Taiwanese women are more likely to encounter verbal abuse in the workplace than men, a study examining workplace violence in the nation indicated.
A research team led by Cheng Ya-wen (鄭雅文), a associate professor in National Taiwan University’s Institute of Health Policy and Management, conducted the survey, questioning 9,509 male and 7,777 female participants about workplace abuse they encountered in the past year.
The types of violence analyzed include physical, verbal and psychological abuse, as well as sexual harassment.
The results showed that the prevalence of physical violence toward men was 0.81 percent, which is higher than that in women at 0.48 percent, Cheng said.
A total of 6.8 percent of men polled said they had experienced verbal violence in the workplace, which is lower than female employees’ 7.48 percent.
Women are also more likely than men to suffer psychological abuse in the forms of threats and social isolation, with 4.06 percent and 3.39 percent respectively saying that they have been victims of this form of violence, the study showed.
Cheng said that compared to physical violence, verbal and psychological abuse are more common in the nation’s workplaces, and women are more likely to be subjected to these forms of abuse than men.
Female employees are also more likely to be the victims of sexual harassment, a phenomenon that can be attributed to gender inequality, she said.
Cheng suggested that workplace psychological abuse is associated with office culture, and can result in long-term stress that can greatly affect employees’ physical and mental health.
The study found that among male workers, security guards are subjected most frequently to verbal, psychological and physical violence.
It also found that problems of verbal violence are common among female workers in finance, commerce, healthcare and customer service sectors.
Healthcare workers are the ones most susceptible to physical violence, the study showed.
Respondents who had experienced workplace violence over the past year were found to be at a higher risk of poor sleep, poor self-rated health status, emotional distress and low job satisfaction, the study said.
Night shifts, longer working hours, greater workloads, greater physical demands, job insecurity and lower workplace justice were found to be risk factors for workplace violence, Cheng said, adding that most victims try to endure the abuse and then quit when they feel overwhelmed.

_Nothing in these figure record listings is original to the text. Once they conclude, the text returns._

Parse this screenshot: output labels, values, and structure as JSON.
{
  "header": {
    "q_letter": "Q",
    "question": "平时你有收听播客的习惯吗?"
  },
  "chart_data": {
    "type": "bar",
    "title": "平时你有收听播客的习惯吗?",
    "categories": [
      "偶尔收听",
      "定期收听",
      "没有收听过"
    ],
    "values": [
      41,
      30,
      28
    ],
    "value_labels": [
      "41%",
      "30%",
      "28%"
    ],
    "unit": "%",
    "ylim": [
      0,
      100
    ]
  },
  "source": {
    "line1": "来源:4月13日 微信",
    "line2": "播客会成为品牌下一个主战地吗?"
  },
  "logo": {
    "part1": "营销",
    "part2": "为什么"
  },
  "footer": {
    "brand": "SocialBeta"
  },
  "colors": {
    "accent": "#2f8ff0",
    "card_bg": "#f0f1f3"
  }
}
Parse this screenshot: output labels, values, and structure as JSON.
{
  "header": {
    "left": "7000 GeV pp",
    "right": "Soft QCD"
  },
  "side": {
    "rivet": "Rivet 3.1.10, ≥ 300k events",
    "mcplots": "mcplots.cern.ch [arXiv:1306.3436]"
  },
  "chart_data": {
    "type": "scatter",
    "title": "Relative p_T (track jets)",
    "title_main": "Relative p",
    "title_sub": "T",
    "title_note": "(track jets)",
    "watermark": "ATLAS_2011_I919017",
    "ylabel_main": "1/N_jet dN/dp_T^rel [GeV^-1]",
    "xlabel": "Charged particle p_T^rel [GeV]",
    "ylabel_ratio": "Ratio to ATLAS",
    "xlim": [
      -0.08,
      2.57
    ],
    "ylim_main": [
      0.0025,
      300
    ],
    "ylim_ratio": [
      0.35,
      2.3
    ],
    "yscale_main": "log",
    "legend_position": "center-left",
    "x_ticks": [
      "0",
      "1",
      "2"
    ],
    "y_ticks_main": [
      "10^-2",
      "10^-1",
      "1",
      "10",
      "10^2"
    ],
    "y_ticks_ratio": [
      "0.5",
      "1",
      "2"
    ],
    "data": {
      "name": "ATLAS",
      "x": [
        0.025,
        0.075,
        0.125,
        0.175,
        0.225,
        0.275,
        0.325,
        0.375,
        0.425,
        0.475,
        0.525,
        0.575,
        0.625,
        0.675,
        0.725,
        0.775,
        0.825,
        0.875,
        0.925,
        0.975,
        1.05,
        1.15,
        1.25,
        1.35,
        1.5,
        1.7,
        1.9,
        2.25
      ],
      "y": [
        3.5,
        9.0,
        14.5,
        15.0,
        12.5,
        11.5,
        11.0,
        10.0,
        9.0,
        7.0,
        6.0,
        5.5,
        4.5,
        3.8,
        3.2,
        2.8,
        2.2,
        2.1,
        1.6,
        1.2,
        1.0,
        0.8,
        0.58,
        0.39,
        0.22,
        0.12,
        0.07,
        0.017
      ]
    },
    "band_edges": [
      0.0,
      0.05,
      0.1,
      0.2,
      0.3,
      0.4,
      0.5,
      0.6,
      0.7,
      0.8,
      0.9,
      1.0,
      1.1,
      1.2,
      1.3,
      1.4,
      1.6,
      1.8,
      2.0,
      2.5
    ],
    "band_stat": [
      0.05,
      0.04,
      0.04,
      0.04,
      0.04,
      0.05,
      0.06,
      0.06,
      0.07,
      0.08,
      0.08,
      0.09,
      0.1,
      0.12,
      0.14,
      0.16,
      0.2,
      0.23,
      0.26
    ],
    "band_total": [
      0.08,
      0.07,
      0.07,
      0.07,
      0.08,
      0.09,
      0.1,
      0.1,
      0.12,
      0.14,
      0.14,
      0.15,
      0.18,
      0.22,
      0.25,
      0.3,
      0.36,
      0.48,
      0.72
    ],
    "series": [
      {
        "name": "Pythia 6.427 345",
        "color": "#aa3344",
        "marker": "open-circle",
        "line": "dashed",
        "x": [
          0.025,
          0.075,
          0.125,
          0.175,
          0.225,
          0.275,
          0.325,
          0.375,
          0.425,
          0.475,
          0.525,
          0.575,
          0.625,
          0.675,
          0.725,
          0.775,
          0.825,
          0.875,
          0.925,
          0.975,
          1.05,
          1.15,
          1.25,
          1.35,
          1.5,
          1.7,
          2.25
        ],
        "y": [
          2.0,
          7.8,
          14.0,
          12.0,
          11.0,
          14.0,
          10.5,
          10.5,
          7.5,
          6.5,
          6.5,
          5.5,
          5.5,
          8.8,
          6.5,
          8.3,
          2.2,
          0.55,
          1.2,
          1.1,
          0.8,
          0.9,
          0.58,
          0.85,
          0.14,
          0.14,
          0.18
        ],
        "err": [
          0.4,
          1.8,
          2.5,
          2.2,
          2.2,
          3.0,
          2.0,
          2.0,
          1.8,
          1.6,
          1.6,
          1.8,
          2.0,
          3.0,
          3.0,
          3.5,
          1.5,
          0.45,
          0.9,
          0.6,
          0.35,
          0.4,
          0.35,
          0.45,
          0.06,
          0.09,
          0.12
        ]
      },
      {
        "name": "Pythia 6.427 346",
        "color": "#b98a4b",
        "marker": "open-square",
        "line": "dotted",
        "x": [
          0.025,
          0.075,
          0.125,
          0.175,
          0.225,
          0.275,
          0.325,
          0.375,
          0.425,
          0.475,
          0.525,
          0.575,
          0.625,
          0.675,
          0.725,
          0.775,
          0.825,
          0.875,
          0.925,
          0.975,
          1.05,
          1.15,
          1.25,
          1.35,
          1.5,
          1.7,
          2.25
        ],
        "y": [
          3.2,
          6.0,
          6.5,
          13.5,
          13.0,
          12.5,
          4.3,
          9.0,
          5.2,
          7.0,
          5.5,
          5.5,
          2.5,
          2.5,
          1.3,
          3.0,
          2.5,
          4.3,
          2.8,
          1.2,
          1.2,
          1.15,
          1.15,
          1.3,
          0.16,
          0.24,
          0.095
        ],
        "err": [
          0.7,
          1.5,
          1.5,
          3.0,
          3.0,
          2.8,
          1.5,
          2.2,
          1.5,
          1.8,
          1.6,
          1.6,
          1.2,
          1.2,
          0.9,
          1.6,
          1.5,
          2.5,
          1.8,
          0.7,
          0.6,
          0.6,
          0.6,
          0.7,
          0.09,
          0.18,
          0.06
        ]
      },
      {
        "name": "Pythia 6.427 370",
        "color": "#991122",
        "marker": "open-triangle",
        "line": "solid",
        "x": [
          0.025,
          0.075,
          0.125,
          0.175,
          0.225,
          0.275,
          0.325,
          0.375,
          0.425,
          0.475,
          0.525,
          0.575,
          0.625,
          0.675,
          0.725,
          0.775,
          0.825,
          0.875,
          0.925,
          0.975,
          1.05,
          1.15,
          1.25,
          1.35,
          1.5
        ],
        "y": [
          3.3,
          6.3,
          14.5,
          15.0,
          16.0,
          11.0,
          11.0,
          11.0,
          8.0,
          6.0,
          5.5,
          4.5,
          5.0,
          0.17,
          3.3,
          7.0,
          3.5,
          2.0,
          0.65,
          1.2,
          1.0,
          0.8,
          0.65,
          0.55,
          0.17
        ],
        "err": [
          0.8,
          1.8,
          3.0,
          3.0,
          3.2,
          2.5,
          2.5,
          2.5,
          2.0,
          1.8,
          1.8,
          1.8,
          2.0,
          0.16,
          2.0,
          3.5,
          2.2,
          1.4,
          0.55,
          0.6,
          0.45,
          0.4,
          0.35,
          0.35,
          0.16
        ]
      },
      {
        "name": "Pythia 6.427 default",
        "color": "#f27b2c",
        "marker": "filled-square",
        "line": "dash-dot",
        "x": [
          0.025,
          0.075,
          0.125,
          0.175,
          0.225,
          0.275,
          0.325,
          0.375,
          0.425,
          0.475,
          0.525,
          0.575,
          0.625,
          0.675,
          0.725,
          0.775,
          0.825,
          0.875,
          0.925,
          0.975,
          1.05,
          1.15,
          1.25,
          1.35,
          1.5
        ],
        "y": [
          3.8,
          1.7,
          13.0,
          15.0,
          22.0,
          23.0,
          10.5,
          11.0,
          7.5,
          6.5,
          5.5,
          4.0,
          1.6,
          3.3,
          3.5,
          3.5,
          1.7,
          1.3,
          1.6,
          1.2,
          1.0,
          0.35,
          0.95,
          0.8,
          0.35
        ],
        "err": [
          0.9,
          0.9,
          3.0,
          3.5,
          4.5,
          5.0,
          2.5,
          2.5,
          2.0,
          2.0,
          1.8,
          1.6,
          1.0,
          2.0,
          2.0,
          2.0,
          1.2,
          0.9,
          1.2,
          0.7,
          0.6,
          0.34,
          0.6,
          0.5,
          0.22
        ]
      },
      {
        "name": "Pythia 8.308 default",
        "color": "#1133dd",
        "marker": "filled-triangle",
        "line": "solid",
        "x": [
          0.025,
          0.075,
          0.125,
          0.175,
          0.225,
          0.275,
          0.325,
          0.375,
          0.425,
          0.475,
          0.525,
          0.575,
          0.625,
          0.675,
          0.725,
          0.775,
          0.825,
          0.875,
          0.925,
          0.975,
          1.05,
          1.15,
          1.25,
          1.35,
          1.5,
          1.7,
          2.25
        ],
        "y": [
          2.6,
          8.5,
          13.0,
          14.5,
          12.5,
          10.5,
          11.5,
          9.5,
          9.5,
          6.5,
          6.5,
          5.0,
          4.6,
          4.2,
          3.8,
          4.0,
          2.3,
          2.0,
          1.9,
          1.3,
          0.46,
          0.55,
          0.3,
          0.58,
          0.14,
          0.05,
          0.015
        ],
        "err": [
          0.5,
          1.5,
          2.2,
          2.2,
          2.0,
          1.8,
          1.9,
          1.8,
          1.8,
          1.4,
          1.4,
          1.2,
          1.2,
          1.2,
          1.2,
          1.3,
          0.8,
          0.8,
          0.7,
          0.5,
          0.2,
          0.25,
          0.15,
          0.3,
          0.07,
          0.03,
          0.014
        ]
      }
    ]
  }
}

“This kind of passive reaction to workplace abuse has contributed to its persistence, which then consolidates and becomes the workplace culture,” she added.
The Occupational Safety and Health Act (職業安全衛生法), legislated last year, stipulates that: “The employers shall adequately plan and adopt the necessary safety and health measures … to prevent wrongful physical or mental harm caused by the actions of others during the execution of job duties.”
However, “what counts as necessary measures is anyone’s guess,” Cheng said, urging authorities and corporations to take the problem head on and institute regulations on filing complaints and protecting victims of abuse.